In the ensuing debate, Council members as well as delegates from troop- and police‑contributing countries exchanged views on how to address many challenges facing peacekeeping missions. The representative of the United States, Council President for September, spoke in her national capacity, saying her delegation will introduce a new draft resolution aimed at creating accountability measures for performance failures and recognizing the role of data in improving troop performance. “Accountability is not a dirty word,” she pointed out, stressing that the Council owes it not only to victims of abuse, but also to peacekeepers, who deserve to know that their colleagues can be counted upon not to abuse their power.

The Russian Federation’s delegate, however, said that such business falls under the purview of the intergovernmental Committee of 34, formally known as the Special Committee on Peacekeeping Operations. Stressing the need to “clean up” some mandates, he voiced his delegation’s concerns about the inclusion of human rights and humanitarian elements, and the potential use of peacekeepers in counter‑terrorism operations.

Côte d’Ivoire’s representative, speaking on behalf of the African members of the Council, emphasized that peacekeeping is not only about troop‑contributing countries, and reform efforts cannot, therefore, focus solely on them. It is a collective endeavour involving Member States, the Council, host countries, troop‑contributing countries, financial contributors and regional partners, he pointed out, adding that this is adequately captured in the Declaration of Shared Commitments on United Nations Peacekeeping Operations.
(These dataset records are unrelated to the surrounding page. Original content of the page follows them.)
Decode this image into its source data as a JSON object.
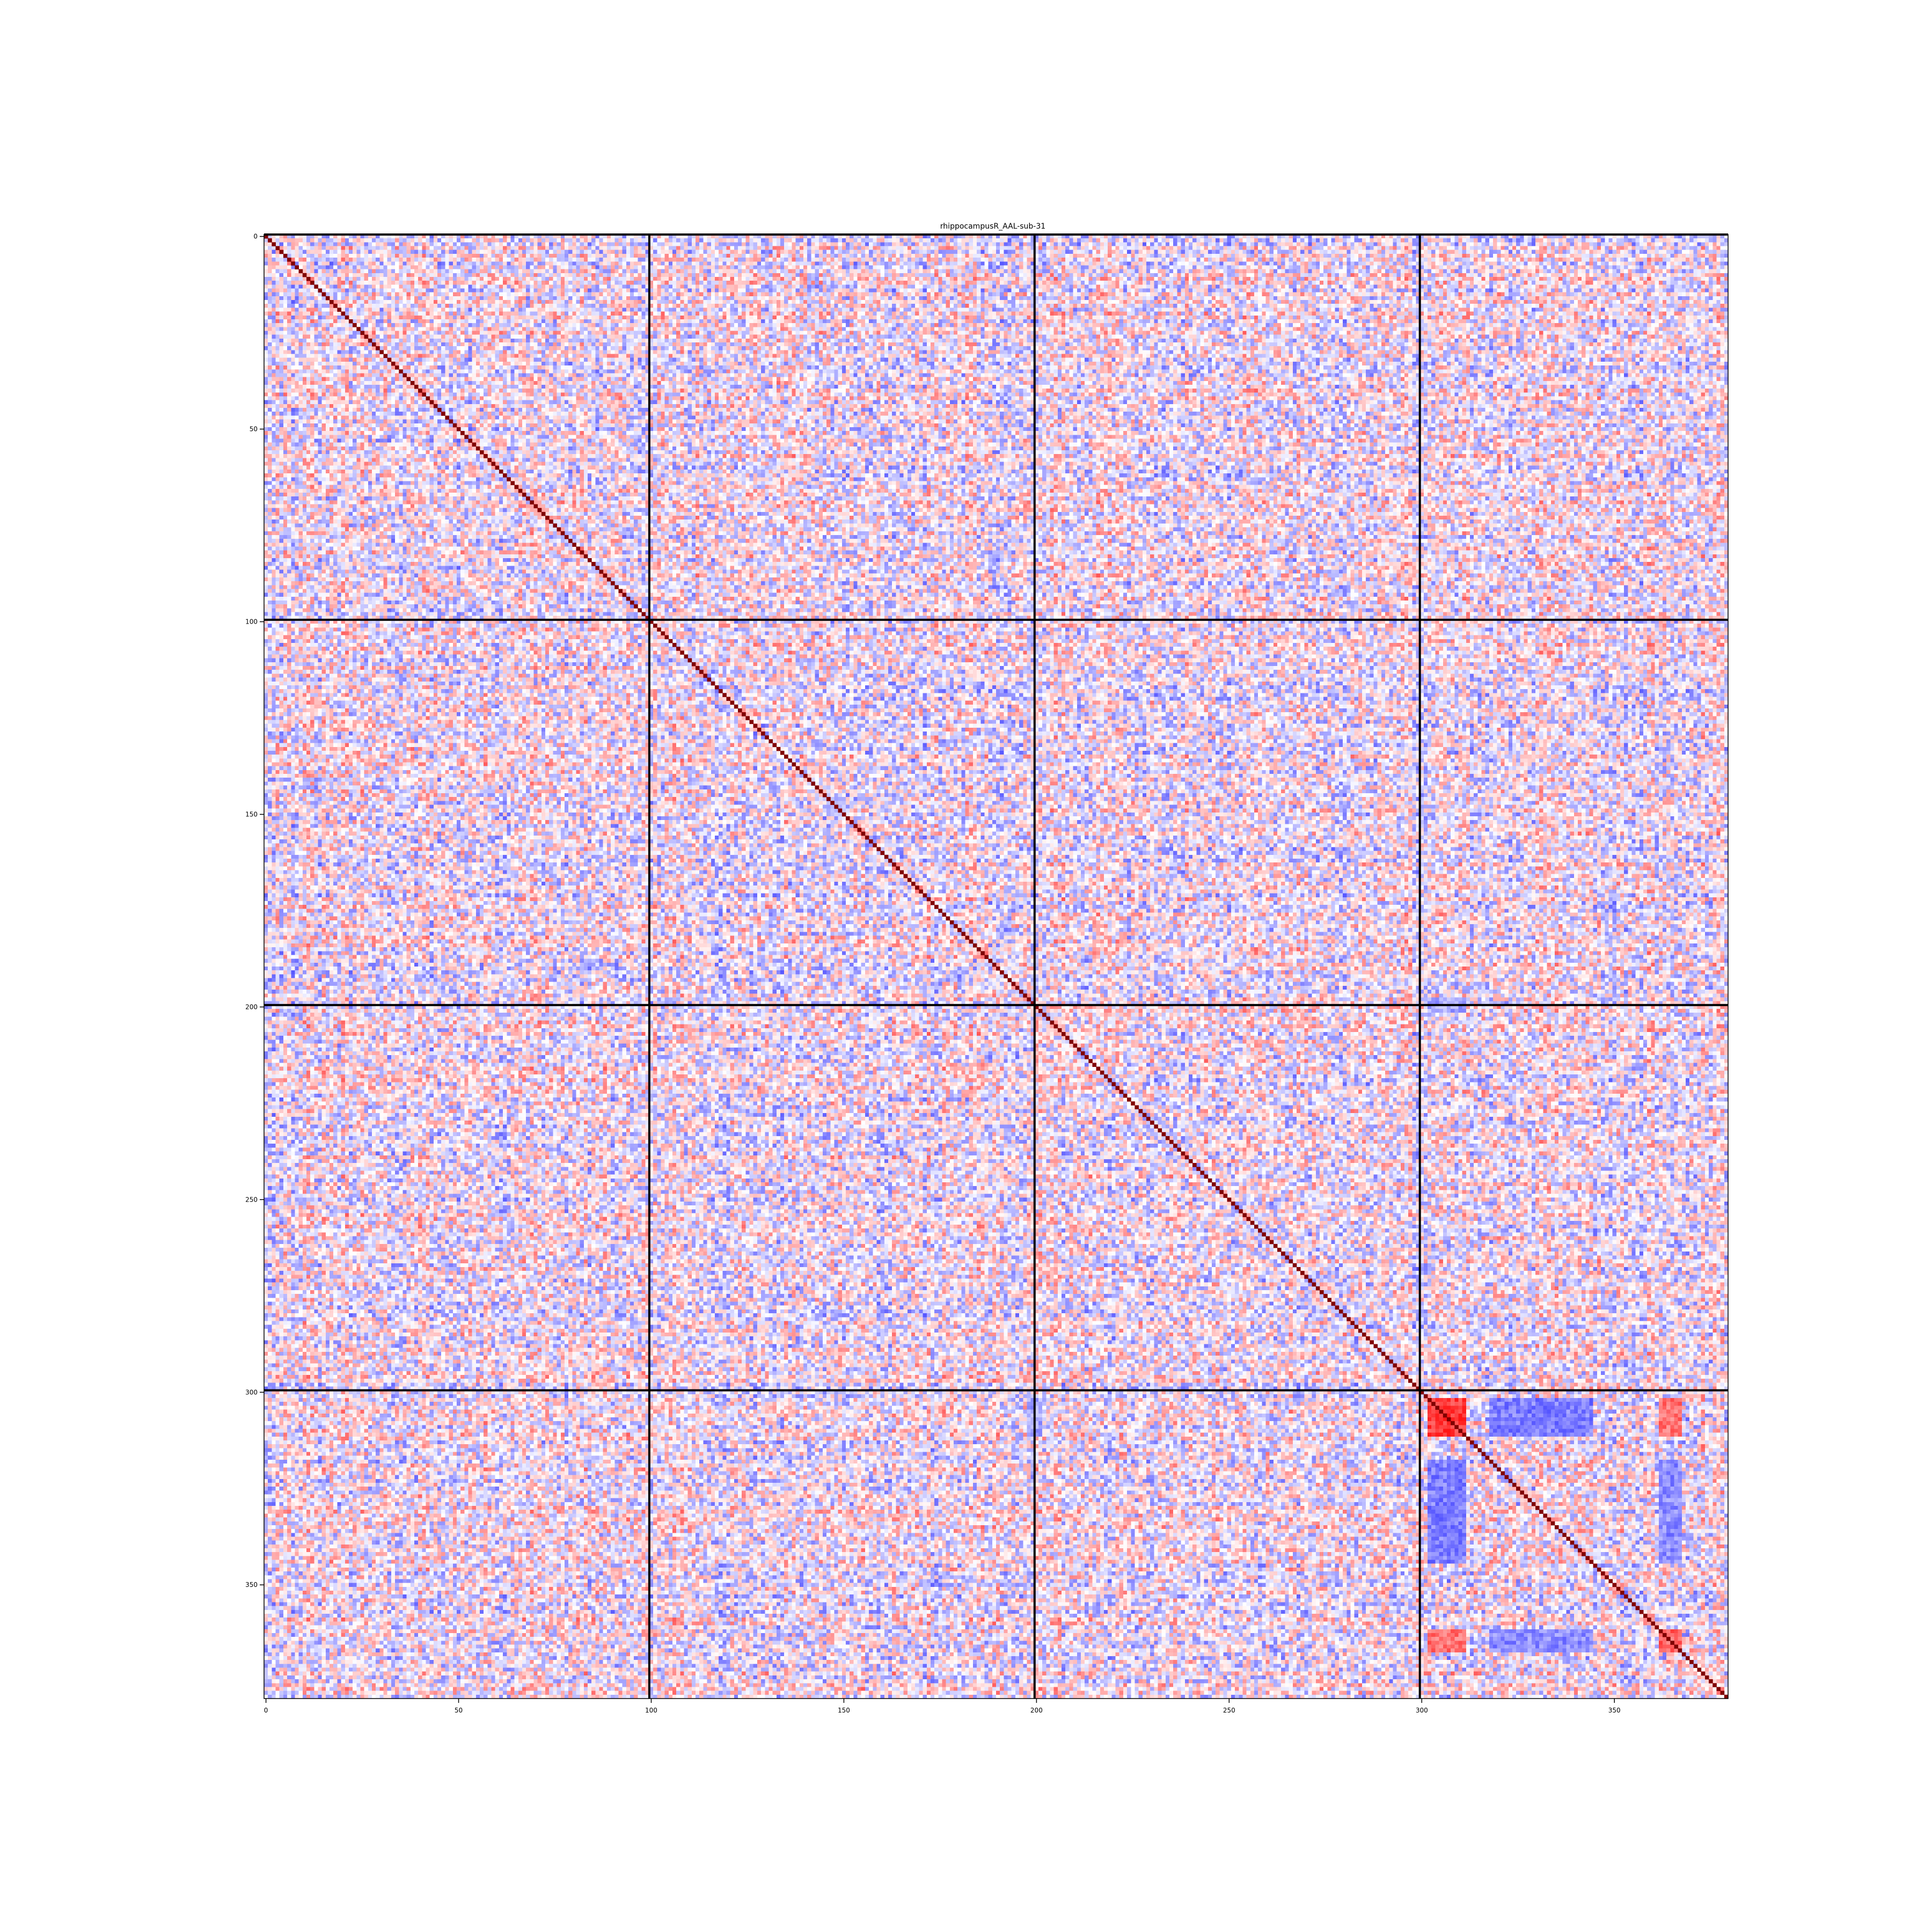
{
  "chart_data": {
    "type": "heatmap",
    "title": "rhippocampusR_AAL-sub-31",
    "xlabel": "",
    "ylabel": "",
    "n": 380,
    "xlim": [
      0,
      380
    ],
    "ylim": [
      380,
      0
    ],
    "x_ticks": [
      0,
      50,
      100,
      150,
      200,
      250,
      300,
      350
    ],
    "y_ticks": [
      0,
      50,
      100,
      150,
      200,
      250,
      300,
      350
    ],
    "x_tick_labels": [
      "0",
      "50",
      "100",
      "150",
      "200",
      "250",
      "300",
      "350"
    ],
    "y_tick_labels": [
      "0",
      "50",
      "100",
      "150",
      "200",
      "250",
      "300",
      "350"
    ],
    "block_boundaries": [
      100,
      200,
      300
    ],
    "colormap": "bwr",
    "value_range": [
      -1,
      1
    ],
    "diagonal_value": 1,
    "colors": {
      "negative": "#0000ff",
      "zero": "#ffffff",
      "positive": "#ff0000",
      "diagonal": "#800000",
      "boundary": "#000000"
    },
    "strong_positive_regions": [
      {
        "rows": [
          302,
          312
        ],
        "cols": [
          302,
          312
        ],
        "value": 0.75
      },
      {
        "rows": [
          362,
          368
        ],
        "cols": [
          362,
          368
        ],
        "value": 0.6
      },
      {
        "rows": [
          302,
          312
        ],
        "cols": [
          362,
          368
        ],
        "value": 0.55
      },
      {
        "rows": [
          362,
          368
        ],
        "cols": [
          302,
          312
        ],
        "value": 0.55
      }
    ],
    "strong_negative_regions": [
      {
        "rows": [
          318,
          345
        ],
        "cols": [
          302,
          312
        ],
        "value": -0.55
      },
      {
        "rows": [
          302,
          312
        ],
        "cols": [
          318,
          345
        ],
        "value": -0.5
      },
      {
        "rows": [
          318,
          345
        ],
        "cols": [
          362,
          368
        ],
        "value": -0.45
      },
      {
        "rows": [
          362,
          368
        ],
        "cols": [
          318,
          345
        ],
        "value": -0.45
      },
      {
        "rows": [
          302,
          312
        ],
        "cols": [
          25,
          38
        ],
        "value": -0.45
      },
      {
        "rows": [
          302,
          312
        ],
        "cols": [
          83,
          88
        ],
        "value": -0.5
      },
      {
        "rows": [
          362,
          368
        ],
        "cols": [
          83,
          88
        ],
        "value": -0.5
      },
      {
        "rows": [
          198,
          202
        ],
        "cols": [
          302,
          312
        ],
        "value": -0.35
      }
    ]
  }
}
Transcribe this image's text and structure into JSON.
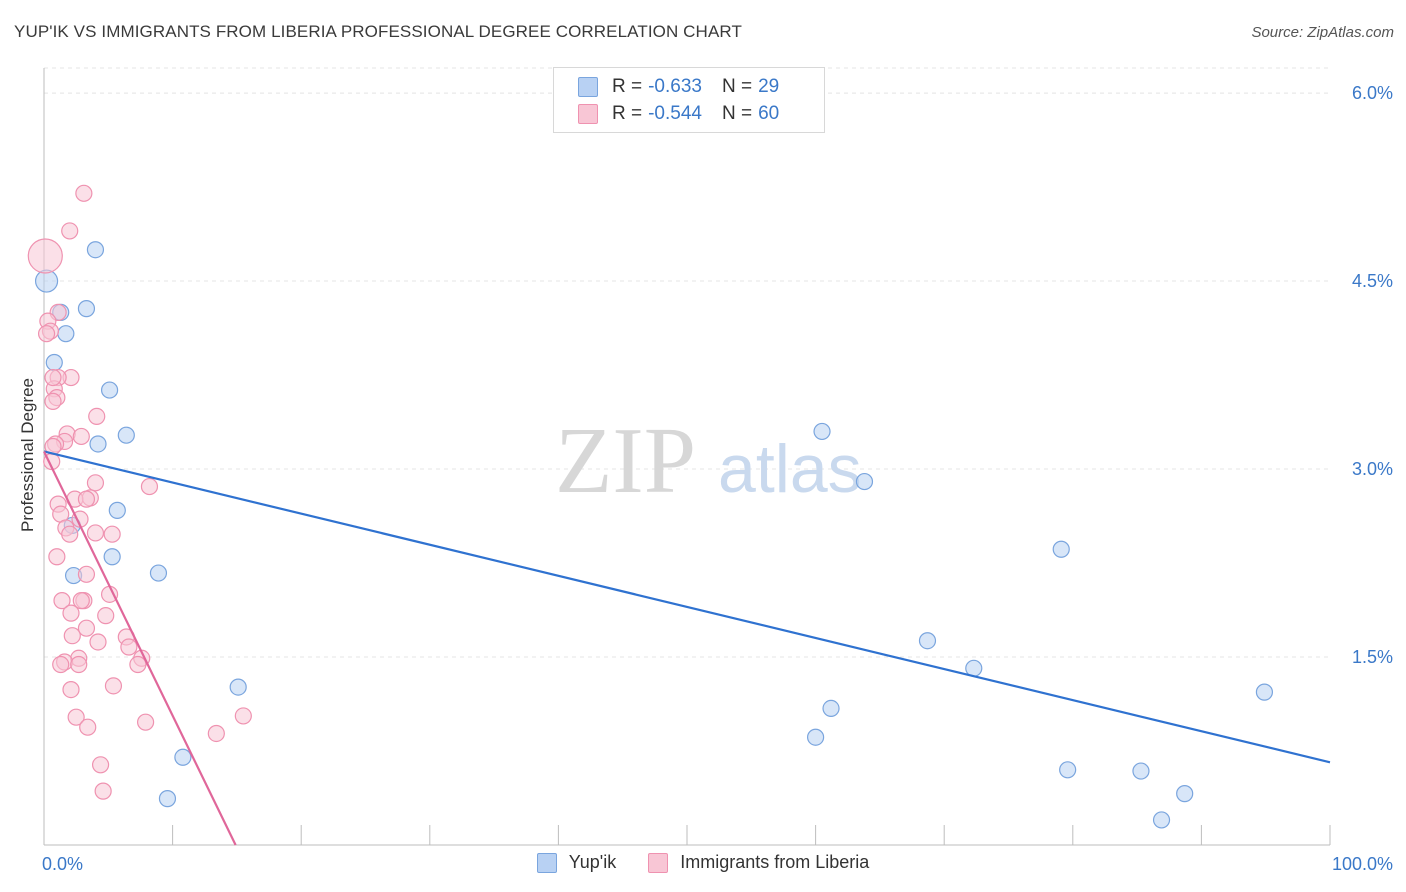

He went on to emphasize that civilian and uniformed personnel cannot be expected to deliver on their mandated tasks without resources and capabilities matching their operational environment. “We cannot ask for more with less,” he stressed, adding that the Council is not immune to responsibility since it has not fully resolved the long‑standing problem of “Christmas tree mandates” — the product of Council members seeking the inclusion of favoured issues irrespective of their relevance or priority.

In similar vein, Pakistan’s delegate pointed out that national caveats hinder performance by giving one troop‑contributing country the leverage to refuse to perform in a given instance, thereby creating a disproportionate set of expectations. “A level playing field is a prerequisite for fair assessment of performance,” she stressed.

The United Kingdom’s representative said the United Nations must achieve “the best possible impact” on the ground, using its peacekeeping budget of more than $7 billion, while Peru’s delegate said that expenditure is “a tiny investment” compared with global military spending.

Also speaking today were representatives of Kazakhstan, Kuwait, Sweden, France, Poland, Netherlands, Bolivia, China, Rwanda, Canada, Senegal, Indonesia, Brazil, Bangladesh, Uruguay, Belgium, Romania and Fiji.

Also delivering statements were the Permanent Observer of the African Union and the Head of the European Union delegation.

The meeting began at 10:05 a.m. and ended at 1:48 p.m.